Belfast Telegraph

Adams no longer an MP, says Bercow

Commons Speaker John Bercow has ruled that Gerry Adams is disqualified from membership of the Westminster Parliament amid confusion over his resignation.

The Prime Minister told MPs earlier that the Sinn Fein president had "accepted" an office of profit under the Crown, in line with parliamentary protocols.

But Mr Adams later said: "I simply resigned. I was not consulted nor was I asked to accept such an office. I am an Irish republican. I have had no truck whatsoever with these antiquated and quite bizarre aspects of the British parliamentary system."

Following a point of order from Labour's Thomas Docherty in the Commons, Mr Bercow said: "I can inform the House that I have received formal notification from the Chancellor of the Exchequer that Gerard Adams has been appointed to be Steward and Bailiff of the Manor of Northstead."

The Speaker said that under the Disqualification Act 1975, Mr Adams was "therefore disqualified from membership of the House".

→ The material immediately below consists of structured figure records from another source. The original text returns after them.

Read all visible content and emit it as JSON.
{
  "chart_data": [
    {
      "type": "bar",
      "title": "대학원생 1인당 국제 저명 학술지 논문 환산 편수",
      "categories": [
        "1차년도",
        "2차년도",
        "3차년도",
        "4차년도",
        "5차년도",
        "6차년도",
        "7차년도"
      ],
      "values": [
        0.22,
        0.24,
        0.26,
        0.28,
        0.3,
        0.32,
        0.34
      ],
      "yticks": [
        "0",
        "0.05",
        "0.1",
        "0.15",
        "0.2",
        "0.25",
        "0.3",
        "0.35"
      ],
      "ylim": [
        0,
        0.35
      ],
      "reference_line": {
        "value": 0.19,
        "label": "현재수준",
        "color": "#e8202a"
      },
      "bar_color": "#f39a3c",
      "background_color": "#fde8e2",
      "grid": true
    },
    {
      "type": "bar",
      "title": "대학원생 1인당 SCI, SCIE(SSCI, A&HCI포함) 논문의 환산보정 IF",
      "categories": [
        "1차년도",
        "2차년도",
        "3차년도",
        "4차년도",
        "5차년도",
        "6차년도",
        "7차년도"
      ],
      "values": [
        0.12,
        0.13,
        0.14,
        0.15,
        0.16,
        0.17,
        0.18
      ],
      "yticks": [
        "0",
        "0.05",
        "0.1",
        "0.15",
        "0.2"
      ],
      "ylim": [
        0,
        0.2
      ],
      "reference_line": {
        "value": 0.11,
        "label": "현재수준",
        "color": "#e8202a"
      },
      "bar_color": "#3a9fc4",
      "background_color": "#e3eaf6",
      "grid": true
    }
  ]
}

Mr Bercow's comments were greeted with cheers from backbenchers across the chamber.

An MP can only resign by accepting one of the symbolic offices of profit of Steward or Bailiff of Her Majesty's three Chiltern Hundreds of Stoke, Desborough and Burnham, or of the Manor of Northstead. Erskine May, an influential text that acts as a rule book for parliamentarians, states that: "It is a settled principle of parliamentary law that a Member, after he is duly chosen, cannot relinquish his seat; and, in order to evade this restriction, a Member who wishes to retire accepts office under the Crown which legally vacates his seat and obliges the House to order a new writ."

Mr Bercow said: "Erskine May describes the course of events in cases in the past but, as I have ruled, the law is clear. Appointment to one of the two offices I have referred to under section four of the Act results in disqualification."

Mr Docherty said the Prime Minister had inadvertently misled the House with his remarks during Commons question time.

Commons Leader Sir George Young suggested that the Prime Minister should not have used the word "accepted" and instead said "is being appointed". Sir George told MPs: "Of course my Right Hon friend (Mr Cameron) would never intentionally mislead the House."